INLAIN   20354
INSTITUTO DE LACTOLOGIA INDUSTRIAL
Unidad Ejecutora - UE
artículos
Título:
Review: efficiency of physical and chemical treatments on the inactivation of dairy bacteriophages
Autor/es:
GUGLIELMOTTI, D.; MERCANTI, D.; REINHEIMER, J.; QUIBERONI, A.
Revista:
Frontiers in Microbiology
Editorial:
Frontiers
Referencias:
Lugar: Lausanne; Año: 2012 vol. 2 p. 1 - 1
ISSN:
1664-302X
Resumen:
Bacteriophages can cause great economic losses due to fermentation failure in dairy plants. Hence, physical and chemical treatments of raw material and/or equipment are mandatory to maintain phage levels as low as possible. Regarding thermal treatments used to kill pathogenic bacteria or achieve longer shelf-life of dairy products, neither low temperature long time (LTLT) nor high temperature short time (HTST) pasteurization were able to inactivate most lactic acid bacteria (LAB) phages. Even though most phages did not survive 90ºC for 2 min, there were some that resisted 90ºC for more than 15 min (conditions suggested by the International Dairy Federation, IDF, for complete phage destruction).

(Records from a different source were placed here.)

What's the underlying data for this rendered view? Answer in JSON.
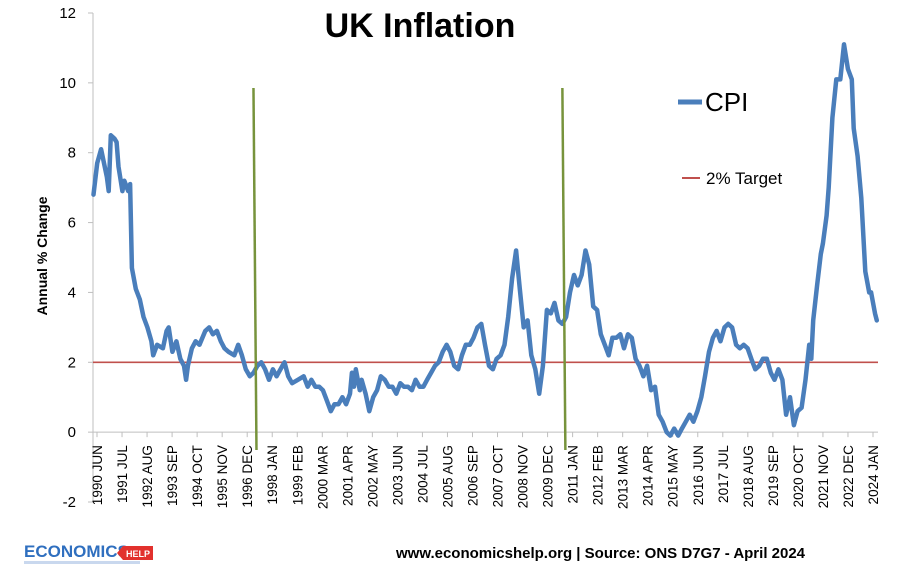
{
  "chart_data": {
    "type": "line",
    "title": "UK Inflation",
    "xlabel": "",
    "ylabel": "Annual % Change",
    "ylim": [
      -2,
      12
    ],
    "yticks": [
      -2,
      0,
      2,
      4,
      6,
      8,
      10,
      12
    ],
    "x_tick_labels": [
      "1990 JUN",
      "1991 JUL",
      "1992 AUG",
      "1993 SEP",
      "1994 OCT",
      "1995 NOV",
      "1996 DEC",
      "1998 JAN",
      "1999 FEB",
      "2000 MAR",
      "2001 APR",
      "2002 MAY",
      "2003 JUN",
      "2004 JUL",
      "2005 AUG",
      "2006 SEP",
      "2007 OCT",
      "2008 NOV",
      "2009 DEC",
      "2011 JAN",
      "2012 FEB",
      "2013 MAR",
      "2014 APR",
      "2015 MAY",
      "2016 JUN",
      "2017 JUL",
      "2018 AUG",
      "2019 SEP",
      "2020 OCT",
      "2021 NOV",
      "2022 DEC",
      "2024 JAN"
    ],
    "x_range": [
      1990.4,
      2024.3
    ],
    "grid": false,
    "legend": "right",
    "series": [
      {
        "name": "CPI",
        "color": "#4a7ebb",
        "points": [
          [
            1990.42,
            6.8
          ],
          [
            1990.58,
            7.7
          ],
          [
            1990.75,
            8.1
          ],
          [
            1991.0,
            7.3
          ],
          [
            1991.08,
            6.9
          ],
          [
            1991.17,
            8.5
          ],
          [
            1991.33,
            8.4
          ],
          [
            1991.42,
            8.3
          ],
          [
            1991.5,
            7.6
          ],
          [
            1991.67,
            6.9
          ],
          [
            1991.75,
            7.2
          ],
          [
            1991.92,
            6.9
          ],
          [
            1992.0,
            7.1
          ],
          [
            1992.08,
            4.7
          ],
          [
            1992.25,
            4.1
          ],
          [
            1992.42,
            3.8
          ],
          [
            1992.58,
            3.3
          ],
          [
            1992.75,
            3.0
          ],
          [
            1992.92,
            2.6
          ],
          [
            1993.0,
            2.2
          ],
          [
            1993.17,
            2.5
          ],
          [
            1993.42,
            2.4
          ],
          [
            1993.58,
            2.9
          ],
          [
            1993.67,
            3.0
          ],
          [
            1993.83,
            2.3
          ],
          [
            1994.0,
            2.6
          ],
          [
            1994.17,
            2.1
          ],
          [
            1994.33,
            1.9
          ],
          [
            1994.42,
            1.5
          ],
          [
            1994.5,
            1.9
          ],
          [
            1994.67,
            2.4
          ],
          [
            1994.83,
            2.6
          ],
          [
            1995.0,
            2.5
          ],
          [
            1995.25,
            2.9
          ],
          [
            1995.42,
            3.0
          ],
          [
            1995.58,
            2.8
          ],
          [
            1995.75,
            2.9
          ],
          [
            1995.92,
            2.6
          ],
          [
            1996.08,
            2.4
          ],
          [
            1996.25,
            2.3
          ],
          [
            1996.5,
            2.2
          ],
          [
            1996.67,
            2.5
          ],
          [
            1996.83,
            2.2
          ],
          [
            1997.0,
            1.8
          ],
          [
            1997.17,
            1.6
          ],
          [
            1997.33,
            1.7
          ],
          [
            1997.5,
            1.9
          ],
          [
            1997.67,
            2.0
          ],
          [
            1997.83,
            1.8
          ],
          [
            1998.0,
            1.5
          ],
          [
            1998.17,
            1.8
          ],
          [
            1998.33,
            1.6
          ],
          [
            1998.58,
            1.9
          ],
          [
            1998.67,
            2.0
          ],
          [
            1998.83,
            1.6
          ],
          [
            1999.0,
            1.4
          ],
          [
            1999.25,
            1.5
          ],
          [
            1999.5,
            1.6
          ],
          [
            1999.67,
            1.3
          ],
          [
            1999.83,
            1.5
          ],
          [
            2000.0,
            1.3
          ],
          [
            2000.17,
            1.3
          ],
          [
            2000.33,
            1.2
          ],
          [
            2000.5,
            0.9
          ],
          [
            2000.67,
            0.6
          ],
          [
            2000.83,
            0.8
          ],
          [
            2001.0,
            0.8
          ],
          [
            2001.17,
            1.0
          ],
          [
            2001.33,
            0.8
          ],
          [
            2001.5,
            1.1
          ],
          [
            2001.58,
            1.7
          ],
          [
            2001.67,
            1.3
          ],
          [
            2001.75,
            1.8
          ],
          [
            2001.92,
            1.2
          ],
          [
            2002.0,
            1.5
          ],
          [
            2002.17,
            1.1
          ],
          [
            2002.33,
            0.6
          ],
          [
            2002.5,
            1.0
          ],
          [
            2002.67,
            1.2
          ],
          [
            2002.83,
            1.6
          ],
          [
            2003.0,
            1.5
          ],
          [
            2003.17,
            1.3
          ],
          [
            2003.33,
            1.3
          ],
          [
            2003.5,
            1.1
          ],
          [
            2003.67,
            1.4
          ],
          [
            2003.83,
            1.3
          ],
          [
            2004.0,
            1.3
          ],
          [
            2004.17,
            1.2
          ],
          [
            2004.33,
            1.5
          ],
          [
            2004.5,
            1.3
          ],
          [
            2004.67,
            1.3
          ],
          [
            2004.83,
            1.5
          ],
          [
            2005.0,
            1.7
          ],
          [
            2005.17,
            1.9
          ],
          [
            2005.33,
            2.0
          ],
          [
            2005.5,
            2.3
          ],
          [
            2005.67,
            2.5
          ],
          [
            2005.83,
            2.3
          ],
          [
            2006.0,
            1.9
          ],
          [
            2006.17,
            1.8
          ],
          [
            2006.33,
            2.2
          ],
          [
            2006.5,
            2.5
          ],
          [
            2006.67,
            2.5
          ],
          [
            2006.83,
            2.7
          ],
          [
            2007.0,
            3.0
          ],
          [
            2007.17,
            3.1
          ],
          [
            2007.33,
            2.5
          ],
          [
            2007.5,
            1.9
          ],
          [
            2007.67,
            1.8
          ],
          [
            2007.83,
            2.1
          ],
          [
            2008.0,
            2.2
          ],
          [
            2008.17,
            2.5
          ],
          [
            2008.33,
            3.3
          ],
          [
            2008.5,
            4.4
          ],
          [
            2008.67,
            5.2
          ],
          [
            2008.83,
            4.1
          ],
          [
            2009.0,
            3.0
          ],
          [
            2009.17,
            3.2
          ],
          [
            2009.33,
            2.2
          ],
          [
            2009.5,
            1.8
          ],
          [
            2009.67,
            1.1
          ],
          [
            2009.83,
            1.9
          ],
          [
            2010.0,
            3.5
          ],
          [
            2010.17,
            3.4
          ],
          [
            2010.33,
            3.7
          ],
          [
            2010.5,
            3.2
          ],
          [
            2010.67,
            3.1
          ],
          [
            2010.83,
            3.3
          ],
          [
            2011.0,
            4.0
          ],
          [
            2011.17,
            4.5
          ],
          [
            2011.33,
            4.2
          ],
          [
            2011.5,
            4.5
          ],
          [
            2011.67,
            5.2
          ],
          [
            2011.83,
            4.8
          ],
          [
            2012.0,
            3.6
          ],
          [
            2012.17,
            3.5
          ],
          [
            2012.33,
            2.8
          ],
          [
            2012.5,
            2.5
          ],
          [
            2012.67,
            2.2
          ],
          [
            2012.83,
            2.7
          ],
          [
            2013.0,
            2.7
          ],
          [
            2013.17,
            2.8
          ],
          [
            2013.33,
            2.4
          ],
          [
            2013.5,
            2.8
          ],
          [
            2013.67,
            2.7
          ],
          [
            2013.83,
            2.1
          ],
          [
            2014.0,
            1.9
          ],
          [
            2014.17,
            1.6
          ],
          [
            2014.33,
            1.9
          ],
          [
            2014.5,
            1.2
          ],
          [
            2014.67,
            1.3
          ],
          [
            2014.83,
            0.5
          ],
          [
            2015.0,
            0.3
          ],
          [
            2015.17,
            0.0
          ],
          [
            2015.33,
            -0.1
          ],
          [
            2015.5,
            0.1
          ],
          [
            2015.67,
            -0.1
          ],
          [
            2015.83,
            0.1
          ],
          [
            2016.0,
            0.3
          ],
          [
            2016.17,
            0.5
          ],
          [
            2016.33,
            0.3
          ],
          [
            2016.5,
            0.6
          ],
          [
            2016.67,
            1.0
          ],
          [
            2016.83,
            1.6
          ],
          [
            2017.0,
            2.3
          ],
          [
            2017.17,
            2.7
          ],
          [
            2017.33,
            2.9
          ],
          [
            2017.5,
            2.6
          ],
          [
            2017.67,
            3.0
          ],
          [
            2017.83,
            3.1
          ],
          [
            2018.0,
            3.0
          ],
          [
            2018.17,
            2.5
          ],
          [
            2018.33,
            2.4
          ],
          [
            2018.5,
            2.5
          ],
          [
            2018.67,
            2.4
          ],
          [
            2018.83,
            2.1
          ],
          [
            2019.0,
            1.8
          ],
          [
            2019.17,
            1.9
          ],
          [
            2019.33,
            2.1
          ],
          [
            2019.5,
            2.1
          ],
          [
            2019.67,
            1.7
          ],
          [
            2019.83,
            1.5
          ],
          [
            2020.0,
            1.8
          ],
          [
            2020.17,
            1.5
          ],
          [
            2020.33,
            0.5
          ],
          [
            2020.5,
            1.0
          ],
          [
            2020.67,
            0.2
          ],
          [
            2020.83,
            0.6
          ],
          [
            2021.0,
            0.7
          ],
          [
            2021.17,
            1.5
          ],
          [
            2021.33,
            2.5
          ],
          [
            2021.42,
            2.1
          ],
          [
            2021.5,
            3.2
          ],
          [
            2021.67,
            4.2
          ],
          [
            2021.83,
            5.1
          ],
          [
            2021.92,
            5.4
          ],
          [
            2022.08,
            6.2
          ],
          [
            2022.17,
            7.0
          ],
          [
            2022.33,
            9.0
          ],
          [
            2022.5,
            10.1
          ],
          [
            2022.67,
            10.1
          ],
          [
            2022.83,
            11.1
          ],
          [
            2023.0,
            10.4
          ],
          [
            2023.17,
            10.1
          ],
          [
            2023.25,
            8.7
          ],
          [
            2023.42,
            7.9
          ],
          [
            2023.58,
            6.7
          ],
          [
            2023.75,
            4.6
          ],
          [
            2023.92,
            4.0
          ],
          [
            2024.0,
            4.0
          ],
          [
            2024.17,
            3.4
          ],
          [
            2024.25,
            3.2
          ]
        ]
      },
      {
        "name": "2% Target",
        "color": "#c0504d",
        "points": [
          [
            1990.4,
            2
          ],
          [
            2024.3,
            2
          ]
        ]
      }
    ],
    "vertical_markers": [
      1997.33,
      2010.67
    ],
    "marker_color": "#77933c"
  },
  "footer": {
    "source": "www.economicshelp.org | Source: ONS D7G7 - April 2024"
  },
  "logo": {
    "text": "ECONOMICS",
    "badge": "HELP"
  }
}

Among biocides tested, ethanol showed variable effectiveness in phage inactivation, since only phages infecting dairy cocci and Lactobacillus helveticus were reasonably inactivated by this alcohol, whereas isopropanol was in all cases highly ineffective. In turn, peracetic acid has consistently proved to be very fast and efficient to inactivate dairy phages, whereas efficiency of sodium hypochlorite was variable, even among different phages infecting the same LAB species. Both alkaline chloride foam and ethoxylated nonylphenol with phosphoric acid were remarkably efficient, trait probably related to their highly alkaline or acidic pH values in solution, respectively. Photocatalysis using UV light and TiO2 has been recently reported as a feasible option to industrially inactivate phages infecting diverse LAB species. Processes involving high pressure were barely used for phage inactivation, but until now most studied phages revealed high resistance to these treatments. To conclude, and given the great phage diversity found on dairies, it is always advisable to combine different anti-phage treatments (biocides, heat, high pressure, photocatalysis), rather than using them separately at extreme conditions.